I have two solutions for you.
The one requiring the least change from your current setup is just to establish an exterior directory (outside of the launch dirs) to hold all the data for a set of runs (i.e., one complete MD simulation), and store these directories somewhere in the Fireworks’ specs (so you can look them up later if needed). In your bash script after a checkpoint is made, you could make a dir specific to this set of jobs (if it doesn’t already exist), copy the checkpoint data there, make a queue submission, etc. Then when/if your MD sim finishes completely, have your bash script consolidate the data in this exterior directory into a format which you can easily read.
···
The more maintainable solution is using dynamic workflows.
One way to implement this is with a larger workflow. If your runs right now are just one Firework (lets call it VASP_FW), your dynamic workflow might look like this:
VASP_FW1 - Runs, realizes job won’t finish in time. Checkpoints, dynamically adds new FW (VASP_FW2)
VASP_FW2 - Runs, realizes job won’t finish in time. Checkpoints, dynamically adds new FW (VASP_FW3)
… (process repeats)
VASP_FW_N - Runs, job finishes. Consolidates all the data from Fireworks VASP_FW(1 thru N) into the launch_dir for this Firework, so you have all the checkpoint data in one place (the launch_dir of the final FW).
This scheme will probably require you to write custom Firetasks (see here and here for more info), if you are not already doing so. The main con of this is that there is some added complexity, but the pro is that once it is figured out you will have much more flexibility. You can add new Fireworks to the workflow (through the “additions” argument to the FWAction object at the end of run_task in whatever Firetasks you use to run your MD) and you can pass information to subsequent fireworks i.e., the directories of past checkpoints (either thru the new FW’s spec, through the file-passing interface (files_in and files_out), or through the “mod_spec” or “update_spec” arguments to FWAction). Another added perk is that you will have one workflow for an entire MD run, rather than a bunch of separate Fireworks.
The python psuedocode for your Firetask and Firework(s) could look something like:
class RunMDDynamicTask(FireTaskBase):
def run_task(self, fw_spec):
prev_checkpoint_dirs = fw_spec.get(“checkpoint_dirs”, [])
# run commands for VASP MD, checking walltime, creating checkpoint, etc.
...
if job_finished:
consolidate_checkpoints_to_this_dir(prev_checkpoint_dirs)
return FWAction()
else:
new_fw = Firework(RunMDDynamicTask(), {"checkpoint_dirs": prev_checkpoint_dirs,
# other params that need to be passed to the next FW})
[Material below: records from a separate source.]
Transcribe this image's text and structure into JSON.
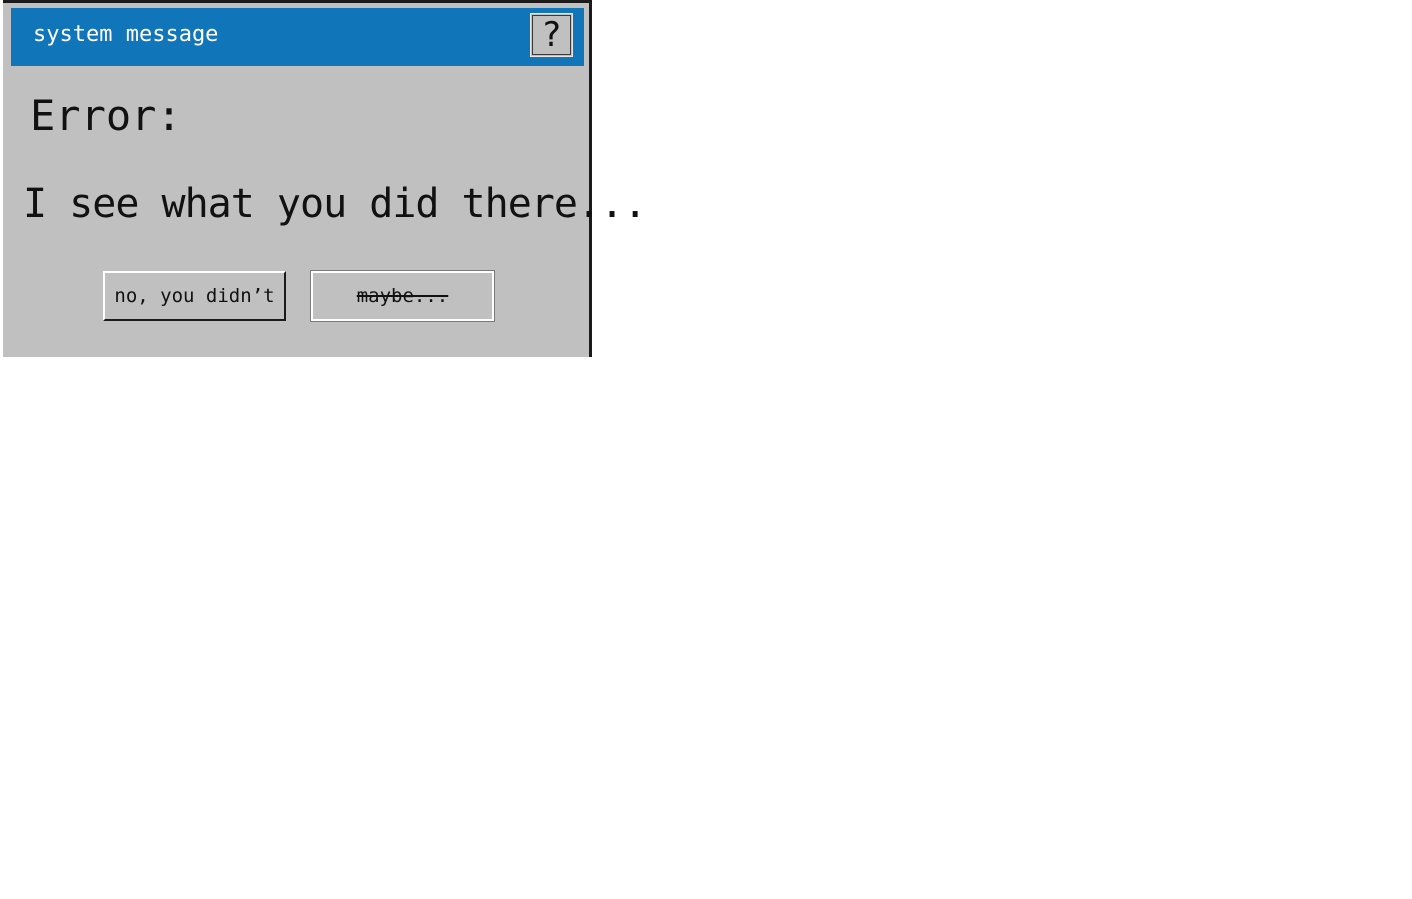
{
  "dialog": {
    "title": "system message",
    "help_symbol": "?",
    "heading": "Error:",
    "message": "I see what you did there...",
    "buttons": {
      "no_label": "no, you didn’t",
      "maybe_label": "maybe..."
    }
  },
  "colors": {
    "titlebar": "#1175b9",
    "dialog_bg": "#c0c0c0",
    "text": "#111111"
  },
  "icons": {
    "help": "question-mark-icon"
  }
}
return FWAction(additions=new_fw)
if name == “main”:
vasp_fw1 = Firework(RunMDDynamicTask())
wf = Workflow([vasp_fw1], name=“MD Run for System Z”)
launchpad.add_wf(wf)
``
You’ll notice there is no queue submission in the above workflow description. This is because I’d recommend having a cron-job make queue submissions for you automatically (e.g., every 12 hours), which is completely separate from the operation of the workflow above - mixing workflow execution and queue submission tends to be confusing, for me at least. By having crontab submit your jobs automatically, as soon as one of your fws finishes and the next one is “READY”, a queue submission you made previously will pull and run the next job. While much faster than waiting around for old jobs to finish to make queue submissions for new jobs, it will not preserve the job_id AFAIK (not sure why that would be needed though?)
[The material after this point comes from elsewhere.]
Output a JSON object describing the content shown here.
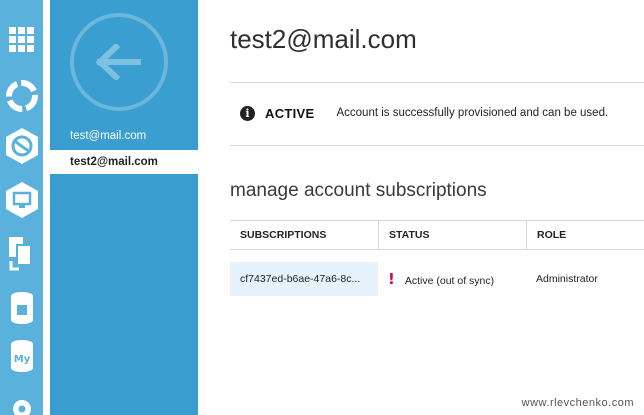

If you prefer to not do that, I guess you could just add a command for submitting to the queue inside the else block of the above Firetask - ie “if job is not finished, submit to the queue with job id X and add another FW to the workflow”; I’ve never done this though so it could wind up in some goofy behavior.
Thanks,
Alex
On Sunday, March 31, 2019 at 4:35:17 PM UTC-7, n…@berkeley.edu wrote:
Hello all,
I often run long jobs, sometimes exceeding the max queue time, or close to it. The best way for me to deal with this in a pure bash (with SLURM) setting is to use checkpointing:
(1) Submit job for short time (e.g. 5 hours)
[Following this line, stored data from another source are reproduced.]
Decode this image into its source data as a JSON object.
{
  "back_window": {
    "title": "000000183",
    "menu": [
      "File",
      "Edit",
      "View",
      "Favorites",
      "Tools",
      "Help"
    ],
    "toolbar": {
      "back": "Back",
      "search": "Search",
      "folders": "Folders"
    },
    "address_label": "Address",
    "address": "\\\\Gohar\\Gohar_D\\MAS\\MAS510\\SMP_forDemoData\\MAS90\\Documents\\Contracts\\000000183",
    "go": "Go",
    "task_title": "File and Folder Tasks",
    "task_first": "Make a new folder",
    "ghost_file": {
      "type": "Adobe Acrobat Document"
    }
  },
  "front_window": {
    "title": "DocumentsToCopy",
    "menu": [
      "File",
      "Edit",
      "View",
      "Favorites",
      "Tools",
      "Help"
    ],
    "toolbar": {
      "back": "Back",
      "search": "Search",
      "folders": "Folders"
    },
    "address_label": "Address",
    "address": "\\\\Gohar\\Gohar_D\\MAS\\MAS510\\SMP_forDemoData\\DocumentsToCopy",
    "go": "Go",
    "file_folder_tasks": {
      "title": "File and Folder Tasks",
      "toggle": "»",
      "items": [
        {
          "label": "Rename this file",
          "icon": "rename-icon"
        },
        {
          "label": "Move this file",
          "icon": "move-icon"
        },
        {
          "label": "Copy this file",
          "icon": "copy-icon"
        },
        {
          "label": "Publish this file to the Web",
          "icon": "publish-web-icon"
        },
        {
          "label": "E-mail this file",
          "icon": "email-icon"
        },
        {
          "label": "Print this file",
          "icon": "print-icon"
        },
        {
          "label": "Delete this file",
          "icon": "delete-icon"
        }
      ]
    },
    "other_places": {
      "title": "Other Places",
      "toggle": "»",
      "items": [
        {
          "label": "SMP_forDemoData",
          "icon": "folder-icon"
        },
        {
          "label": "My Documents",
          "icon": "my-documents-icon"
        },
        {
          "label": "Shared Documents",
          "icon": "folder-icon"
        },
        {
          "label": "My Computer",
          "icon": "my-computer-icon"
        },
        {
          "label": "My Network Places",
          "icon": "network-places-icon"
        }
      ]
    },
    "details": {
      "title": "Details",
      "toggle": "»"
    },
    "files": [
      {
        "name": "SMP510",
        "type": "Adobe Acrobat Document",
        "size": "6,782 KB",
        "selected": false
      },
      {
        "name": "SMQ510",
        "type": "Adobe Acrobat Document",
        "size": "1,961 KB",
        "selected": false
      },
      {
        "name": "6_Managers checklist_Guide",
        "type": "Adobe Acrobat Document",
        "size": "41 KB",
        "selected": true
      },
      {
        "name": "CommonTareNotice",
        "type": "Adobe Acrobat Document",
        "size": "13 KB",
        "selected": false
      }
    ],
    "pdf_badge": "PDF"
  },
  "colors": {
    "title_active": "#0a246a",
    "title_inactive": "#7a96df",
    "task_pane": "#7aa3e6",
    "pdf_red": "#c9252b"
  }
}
(2) Near the end of the job, detect that the first Walltime is almost reached. Gracefully stop the job, and tell slurm to requeue the job **with the same job ID. **
(3) Allow this checkpoint, requeue, run, checkpoint… process to proceed until an overall time is reached (e.g. 100 hours)
In bash this is useful for very long jobs that cannot be submitted on a single submission, especially for higher throughput as the shorter jobs can be queued up faster.
The question is how can this process be integrated best with Fireworks? My current solution is to have the bash script for requeueing the job inside of my_qadapter.yaml config file. Which is a decent solution, but it fails because the checkpointing will either overwrite the files for the old checkpoint when a new checkpoint starts, which loses data about the run, or it will have to store the data from each checkpoint in a folder (e.g. launcher/checkpoint_1). If they are sent to a different folder then the data is preserved, but you have to spend time assembling all that data into a single location (e.g. in VASP MD runs, 10 checkpoint files could contain XDATCAR files that need to be assembled into the main launch directory so fireworks has a link to a file that has the full trajectory, not just the trajectory of the most recent checkpoint).
Any thoughts on how to deal with this type of issue?
-Nick